Like a civic version of dyspepsia, the perennial debate over the fate of Portland’s most famous work of architecture—the Portland Building—is gurgling again.

Sixteen years after the city spent $9 million to fix the 1982 postmodernist icon’s sagging 14th and 15th floor, it’s now facing a $95-million top-to-bottom overhaul because virtually every joint in the building is leaking. But as haters of the building call for its demolition and preservationists wail to save it, I’d like to pose a simple question that ought to be asked before spending millions of dollars to save any historic building: is the real thing better than the pictures?

For sure, the real thing has its problems. Completed in 1982 in for $51/square foot—less than a decent house would have cost to build at the time—it stands as a living, leaking monument to what the late historian E. Kimbark MacColl liked to quip was Portland’s habit of expecting “first-class passage on a steerage ticket.” Then-mayor Frank Ivancie wanted an architectural landmark for his new city office building, so he hired famed architect/tastemaker Philip Johnson to get him one. Johnson set up a design competition, but wired the point system to favor the architect he wanted to win—Michael Graves—by offering what Ivancie and his cronies wanted even more than an icon: the largest, cheapest building possible. In his mid-40s, with scarcely a built project to his name, Graves beat out far more experienced architects like Arthur Erickson and Mitchell-Giurgolaon on cost alone.

Click to see the Portland Building's condition assessment

The city even pioneered an entirely new, cheaper way of constructing the building: “design/build,” a fast-track technique that puts the contractor in the lead role with the architect and engineers as subcontractors. Surprise: there were glitches, from the structural problems that plagued the building in the mid-‘90s years ago (It didn’t even meet the seismic codes of its day) to an undersized heating and ventilation system to the leaky seals that now plague nearly every window and tile.

Yet the construction problems are only one part of the Portland Building’s sadness. Graves’ original, garland-festooned confection was value-engineered to a graphic study of color and pattern. The interior is a miserable place to work: the tiny windows yield little natural light (Johnson’s Arab-Oil-Embargo-era competition prized energy efficiency which, with the technology of the time, was a building with no windows.) And then there’s the building’s urban design: city officials wanted the main entrance to face the then-new transit mall, but ironically, still wanted parking in the building for themselves—thus, a cavernous garage door faces a city park. As one architecture critic wryly put it: “Where you expect dignity, you get the building's anus.”  

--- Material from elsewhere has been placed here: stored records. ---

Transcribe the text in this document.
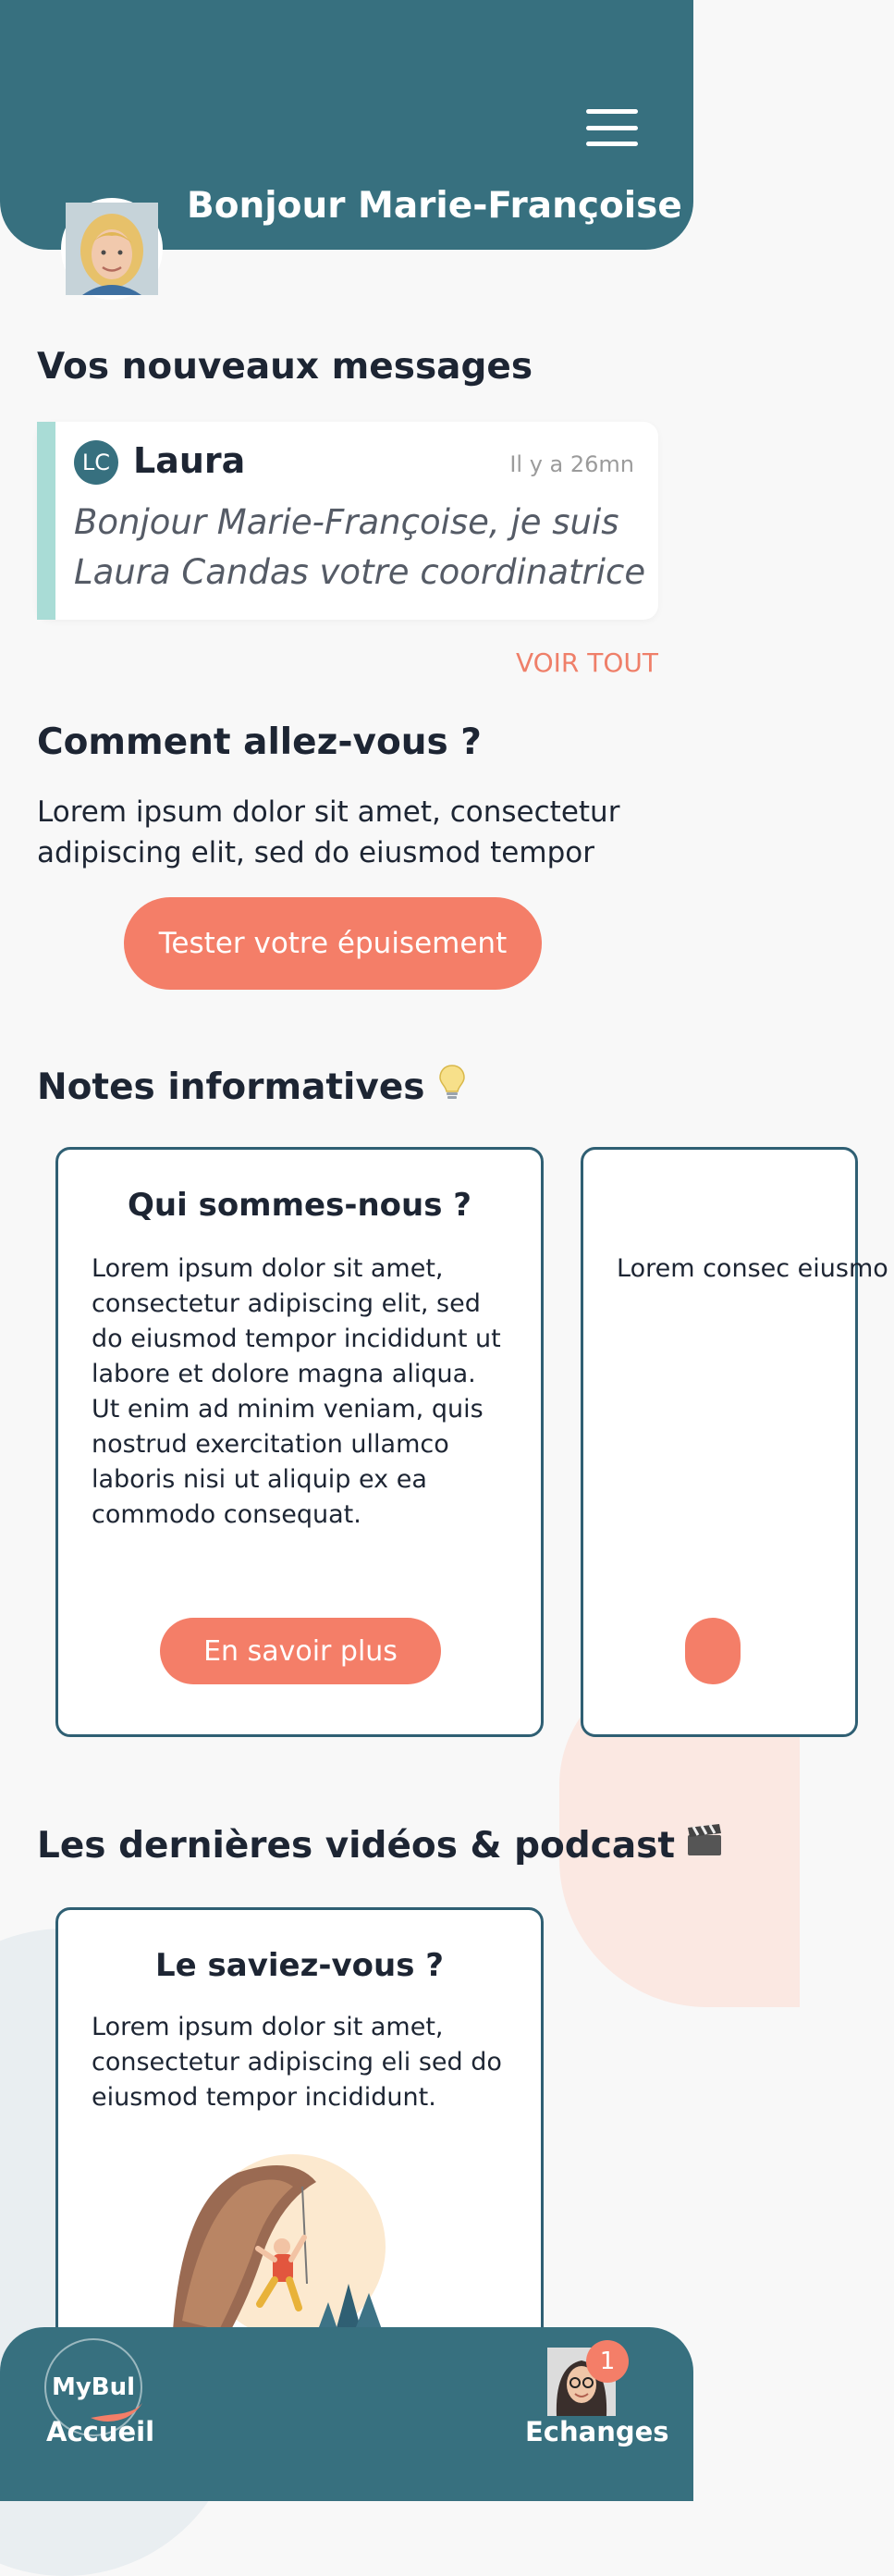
Bonjour Marie-Françoise
Vos nouveaux messages
LC Laura	Il y a 26mn
Bonjour Marie-Françoise, je suis Laura Candas votre coordinatrice
VOIR TOUT
Comment allez-vous ?
Lorem ipsum dolor sit amet, consectetur adipiscing elit, sed do eiusmod tempor
Tester votre épuisement
Notes informatives
Qui sommes-nous ?
Lorem ipsum dolor sit amet, consectetur adipiscing elit, sed do eiusmod tempor incididunt ut labore et dolore magna aliqua. Ut enim ad minim veniam, quis nostrud exercitation ullamco laboris nisi ut aliquip ex ea commodo consequat.
En savoir plus
Lorem consec eiusmo
Les dernières vidéos & podcast
Le saviez-vous ?
Lorem ipsum dolor sit amet, consectetur adipiscing eli sed do eiusmod tempor incididunt.
MyBul
Accueil
1
Echanges
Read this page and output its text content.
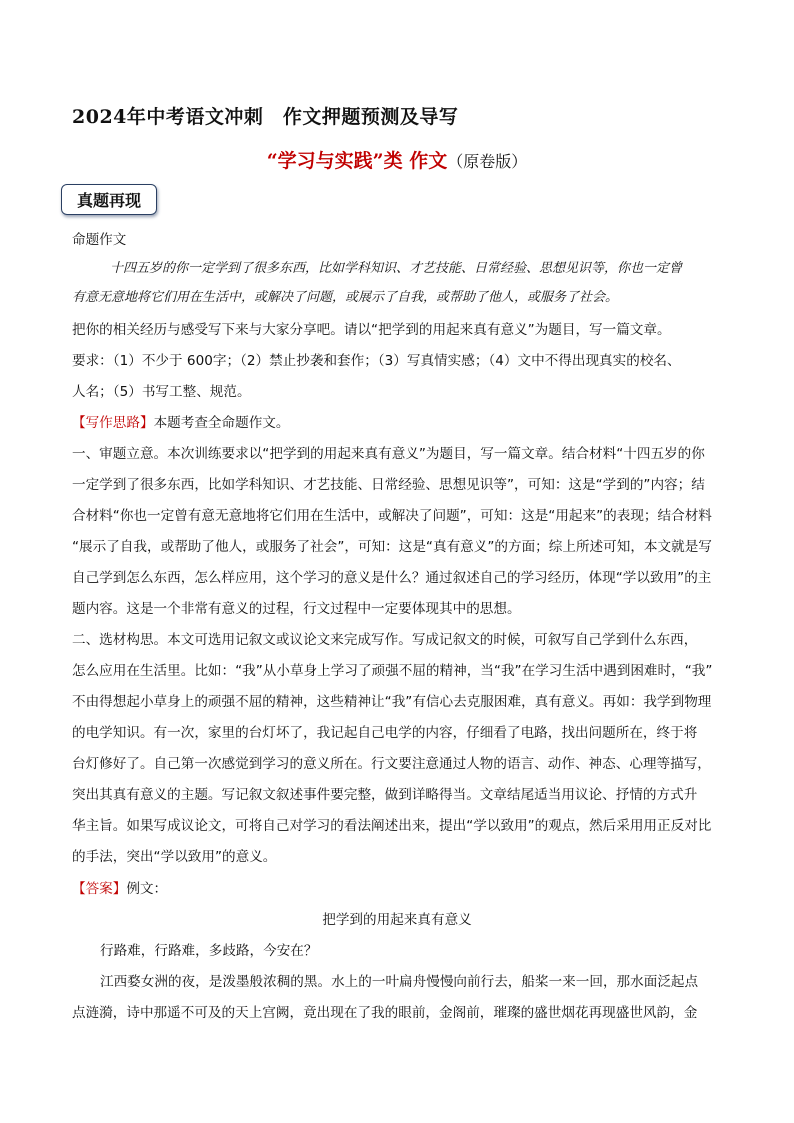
2024年中考语文冲刺　作文押题预测及导写
“学习与实践”类 作文（原卷版）
真题再现
命题作文
十四五岁的你一定学到了很多东西，比如学科知识、才艺技能、日常经验、思想见识等，你也一定曾
有意无意地将它们用在生活中，或解决了问题，或展示了自我，或帮助了他人，或服务了社会。
把你的相关经历与感受写下来与大家分享吧。请以“把学到的用起来真有意义”为题目，写一篇文章。
要求：（1）不少于 600字；（2）禁止抄袭和套作；（3）写真情实感；（4）文中不得出现真实的校名、
人名；（5）书写工整、规范。
【写作思路】本题考查全命题作文。
一、审题立意。本次训练要求以“把学到的用起来真有意义”为题目，写一篇文章。结合材料“十四五岁的你
一定学到了很多东西，比如学科知识、才艺技能、日常经验、思想见识等”，可知：这是“学到的”内容；结
合材料“你也一定曾有意无意地将它们用在生活中，或解决了问题”，可知：这是“用起来”的表现；结合材料
“展示了自我，或帮助了他人，或服务了社会”，可知：这是“真有意义”的方面；综上所述可知，本文就是写
自己学到怎么东西，怎么样应用，这个学习的意义是什么？通过叙述自己的学习经历，体现“学以致用”的主
题内容。这是一个非常有意义的过程，行文过程中一定要体现其中的思想。
二、选材构思。本文可选用记叙文或议论文来完成写作。写成记叙文的时候，可叙写自己学到什么东西，
怎么应用在生活里。比如：“我”从小草身上学习了顽强不屈的精神，当“我”在学习生活中遇到困难时，“我”
不由得想起小草身上的顽强不屈的精神，这些精神让“我”有信心去克服困难，真有意义。再如：我学到物理
的电学知识。有一次，家里的台灯坏了，我记起自己电学的内容，仔细看了电路，找出问题所在，终于将
台灯修好了。自己第一次感觉到学习的意义所在。行文要注意通过人物的语言、动作、神态、心理等描写，
突出其真有意义的主题。写记叙文叙述事件要完整，做到详略得当。文章结尾适当用议论、抒情的方式升
华主旨。如果写成议论文，可将自己对学习的看法阐述出来，提出“学以致用”的观点，然后采用用正反对比
的手法，突出“学以致用”的意义。
【答案】例文：
把学到的用起来真有意义
行路难，行路难，多歧路，今安在？
江西婺女洲的夜，是泼墨般浓稠的黑。水上的一叶扁舟慢慢向前行去，船桨一来一回，那水面泛起点
点涟漪，诗中那遥不可及的天上宫阙，竟出现在了我的眼前，金阁前，璀璨的盛世烟花再现盛世风韵，金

But does all of this add up to an argument for tearing the building down?

My guess is the numbers will save it. (Burrow into the city’s cost estimates, and the actual renovation runs $30 million in hard construction costs; a new building could easily run three times that). For enviros calling for a new, uber-eco building, most credible sustainability advocates will rightly point out that, in terms of embodied energy and environmental impact, the greenest the building is the one that’s already there. And then there’s habit: Portland has a long record of spending millions on buildings that were far more lost causes than the Portland Building (Wieden & Kennedy’s and Ecotrusts rehabs of old paint warehouses, Portland Center Stage’s redo of an ancient armory, the city’s and county’s redos of Portland City Hall and Multnomah County Library.)

The original model of the Portland Building

But, that aside, let’s ask, Does the Portland Building deserve to live on its architectural and historical merits alone? Does actually seeing and experiencing the building matter?

One the one hand, no. There are many, far more successful landmarks postmodernism, several of them by Graves (the San Juan de Capistrano Library in Puerto Rico or the Humana Building in Atlanta, for instance). For the historical record, photos of the Portland Building could be just fine.

But there are two good reasons why we should save it. The first stands mere steps away in the form of the Commonwealth Building, a 1948 modernist masterpiece by Pietro Belluschi. One of the first two aluminum-and-glass curtain-wall buildings in the world—and an uncommonly beautiful version of the genre—it ushered in the very era of otherwise drab, monochromatic buildings that Philip Johnson and Michael Graves wanted architecture to break free of. However much a lesser of work of architecture the Portland Building is, it gives one city—Portland—the bookends to a historic era.

The second reason has nothing to do with history, but everything to do with our experience of the city: color. Drive into downtown over one of our bridges or scan the skyline from the West Hills, and out of the collage of white, grays, and blacks of the architecture and the greens of the trees, only three buildings stand out—the US Bancorp Tower, 1000 Broadway, and the Portland Building—two because they’re big and pink, the other because it’s a pattern of salmon, blue, and beige. Do we really want to lose that?